2.2. При подозрении на онкологическое заболевание отбор пациента на проведение компьютерной и магнитно-резонансной томографии осуществляется отборочной комиссией поликлинического отделения ГУ "Коми республиканский онкологический диспансер", (за исключением локализаций, установленных пунктом 3 раздела 1 приложения к приказу Министерства здравоохранения Республики Коми от 5 июля 2010 г. N 7/177 "О мерах по улучшению организации онкологической помощи гражданам, проживающим на территории Республики Коми", при которых применяется обычный порядок) по представлению врача-специалиста первичного онкологического кабинета учреждения, осуществляющего динамическое наблюдение за пациентом, после проведения в данном учреждении обследований по перечню, определенному методическими рекомендациями (направлены в учреждения здравоохранения ГУ "Коми республиканский онкологический диспансер" письмом от 4 июня 2010 г. N 842).

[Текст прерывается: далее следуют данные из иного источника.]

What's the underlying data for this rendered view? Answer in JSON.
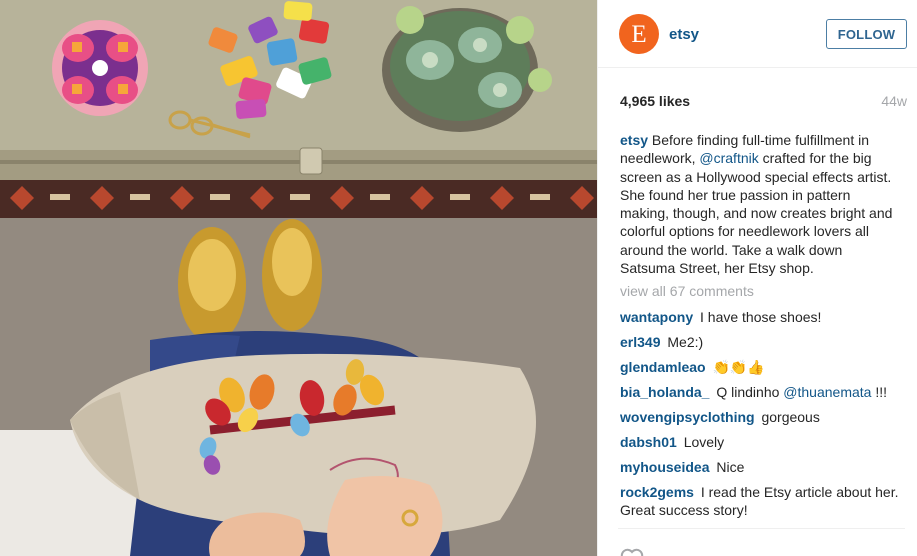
{
  "photo": {
    "description_icon": "embroidery-photo"
  },
  "header": {
    "avatar_letter": "E",
    "username": "etsy",
    "follow_label": "FOLLOW"
  },
  "stats": {
    "likes": "4,965 likes",
    "age": "44w"
  },
  "caption": {
    "user": "etsy",
    "part1": " Before finding full-time fulfillment in needlework, ",
    "mention": "@craftnik",
    "part2": " crafted for the big screen as a Hollywood special effects artist. She found her true passion in pattern making, though, and now creates bright and colorful options for needlework lovers all around the world. Take a walk down Satsuma Street, her Etsy shop."
  },
  "view_all": "view all 67 comments",
  "comments": [
    {
      "user": "wantapony",
      "text": "I have those shoes!"
    },
    {
      "user": "erl349",
      "text": "Me2:)"
    },
    {
      "user": "glendamleao",
      "text": "👏👏👍"
    },
    {
      "user": "bia_holanda_",
      "text": "Q lindinho ",
      "mention": "@thuanemata",
      "tail": " !!!"
    },
    {
      "user": "wovengipsyclothing",
      "text": "gorgeous"
    },
    {
      "user": "dabsh01",
      "text": "Lovely"
    },
    {
      "user": "myhouseidea",
      "text": "Nice"
    },
    {
      "user": "rock2gems",
      "text": "I read the Etsy article about her. Great success story!"
    }
  ],
  "colors": {
    "link": "#125688",
    "brand": "#f1641e",
    "muted": "#a5a7aa"
  }
}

2.3. Отбор больных туберкулезом на проведение компьютерной и магнитно-резонансной томографии осуществляется отборочной комиссией ГБУЗ РК "Республиканский противотуберкулезный диспансер".


2.4. Отбор лиц, не достигших возраста 18 лет (кроме больных туберкулезом), на магнитно-резонансную томографию осуществляется в ГУ "Республиканская детская клиническая больница".


2.5. В случаях, не предусмотренных пунктами 2.2, 2.3, 2.4, отбор пациентов на проведение КТ и МРТ осуществляется врачебной комиссией медицинской организации по месту прикрепления пациента, которая участвует в реализации территориальной программы государственных гарантий.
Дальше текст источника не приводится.